A quarter-century after a million Ethiopians died in the great hunger of 1984-85, the country is heading into another famine. The spring rains failed entirely and the summer rains were three weeks late. But why is famine is stalking Ethiopia again?

The real answer is they have had too many babies. Ethiopia’s population at the time of the last famine 25 years ago was 40 million. Now it is 80 million. You can do everything else right and if you don’t control the population, you’re spitting into the wind.

It is so obvious that this should be the start of every conversation about the country. Even if the coming famine in Ethiopia kills a million people, the population will keep growing. So the next famine, 10 or 15 years from now, will hit a country of a hundred million people, trying to make a living from farming on land where only 40 million faced starvation in the 1980s. It is going to get much uglier in Ethiopia.

Yet it’s taboo to say that. The question of population, instead of being central to the debate about development, food and climate change, has been put on ice. The reason is rich countries are secretly embarrassed, and poor countries are deeply resentful.

Salt Lake Tribune

fighting_natureWe won’t deal with the problem directly, meaning take a look at its causes, because it offends our sense of social wellbeing. Why does it do that?

Causes are unequal. If I am in a silly mood, and leave my car running in the attached garage while I peruse unicorn porn, I may euthanize myself and my entire family. That produces an awkward silence in social groups as we realize that we’re not all equal, and each of us can do something stupid and die, and we hate death and panic at the mention of it.
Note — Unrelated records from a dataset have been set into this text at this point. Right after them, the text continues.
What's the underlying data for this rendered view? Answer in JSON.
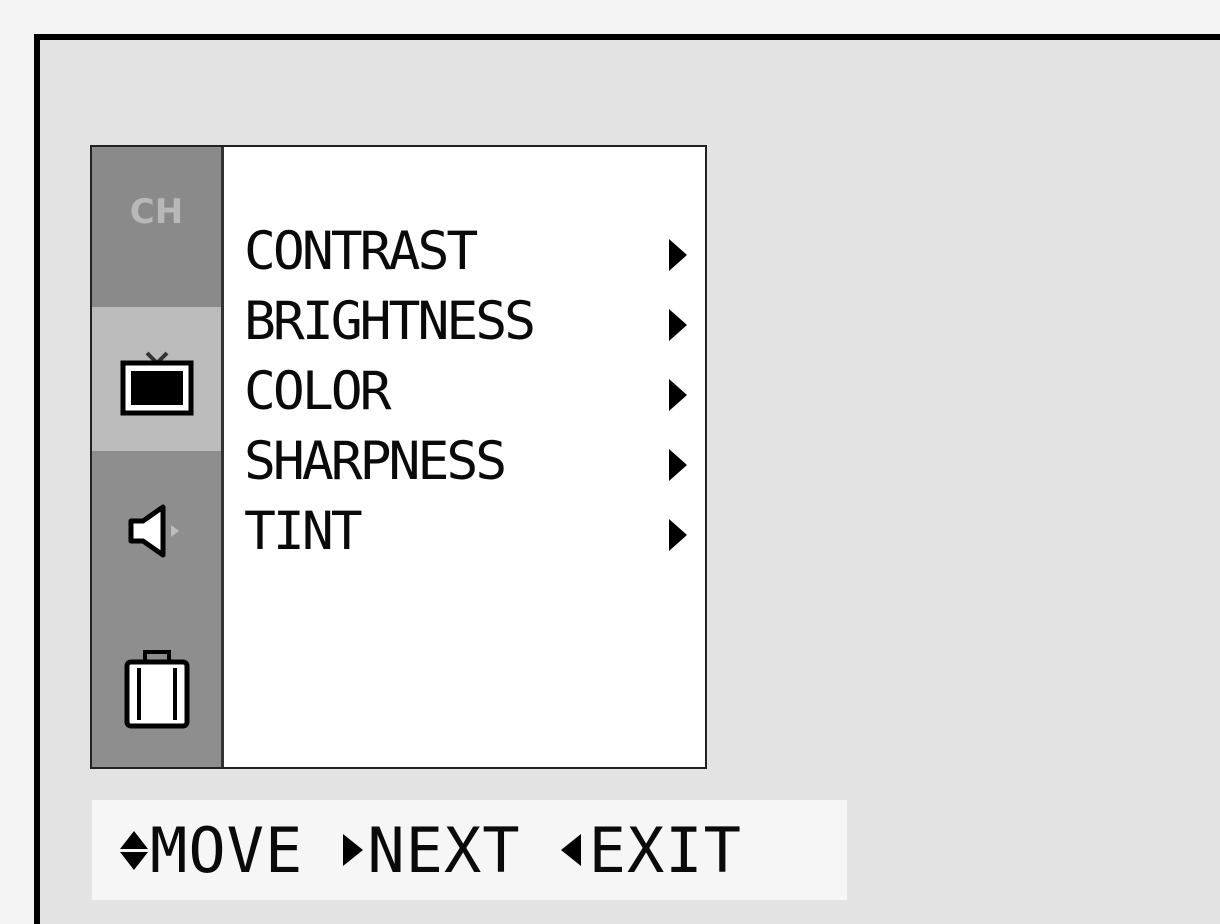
{
  "osd": {
    "tabs": [
      {
        "label": "CH",
        "icon": "channel-icon"
      },
      {
        "label": "",
        "icon": "tv-icon"
      },
      {
        "label": "",
        "icon": "speaker-icon"
      },
      {
        "label": "",
        "icon": "case-icon"
      }
    ],
    "menu_items": [
      {
        "label": "CONTRAST"
      },
      {
        "label": "BRIGHTNESS"
      },
      {
        "label": "COLOR"
      },
      {
        "label": "SHARPNESS"
      },
      {
        "label": "TINT"
      }
    ]
  },
  "footer": {
    "move": "MOVE",
    "next": "NEXT",
    "exit": "EXIT"
  },
  "colors": {
    "screen_bg": "#e3e3e3",
    "sidebar_bg": "#8e8e8e",
    "selected_tab_bg": "#bcbcbc",
    "menu_bg": "#ffffff",
    "text": "#0a0a0a"
  }
}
Effects are equal if you cut them off from causes. They seem like a manner of chance. “Isn’t it terrible the carbon monoxide genie visited Brett and his family last night?” Oh, a terrible misfortune. How awful. Could happen to anyone.

That is, anyone who leaves their car running in an attached garage.

It’s the same way with “green” initiatives. Government wants us to buy mercury bulbs, turn off the taps when we brush our teeth, recycle condoms and use both sides of the toilet paper. Will that have any practical effect? No, it won’t, but it keeps us from facing the awkward truth that someone needs to slow down population, and the richer nations have done it voluntarily, leaving us with the “less fortunate” (leftist term) or “less capable” (rightist term) who will not or cannot voluntarily limit their populations.

Just as in American politics, where teabaggers have forced the issue that traditional reality-based thinking is incompatible with liberalism, in humanity’s future we are going to have to make a choice: reality, or fantasy that leads to our destruction?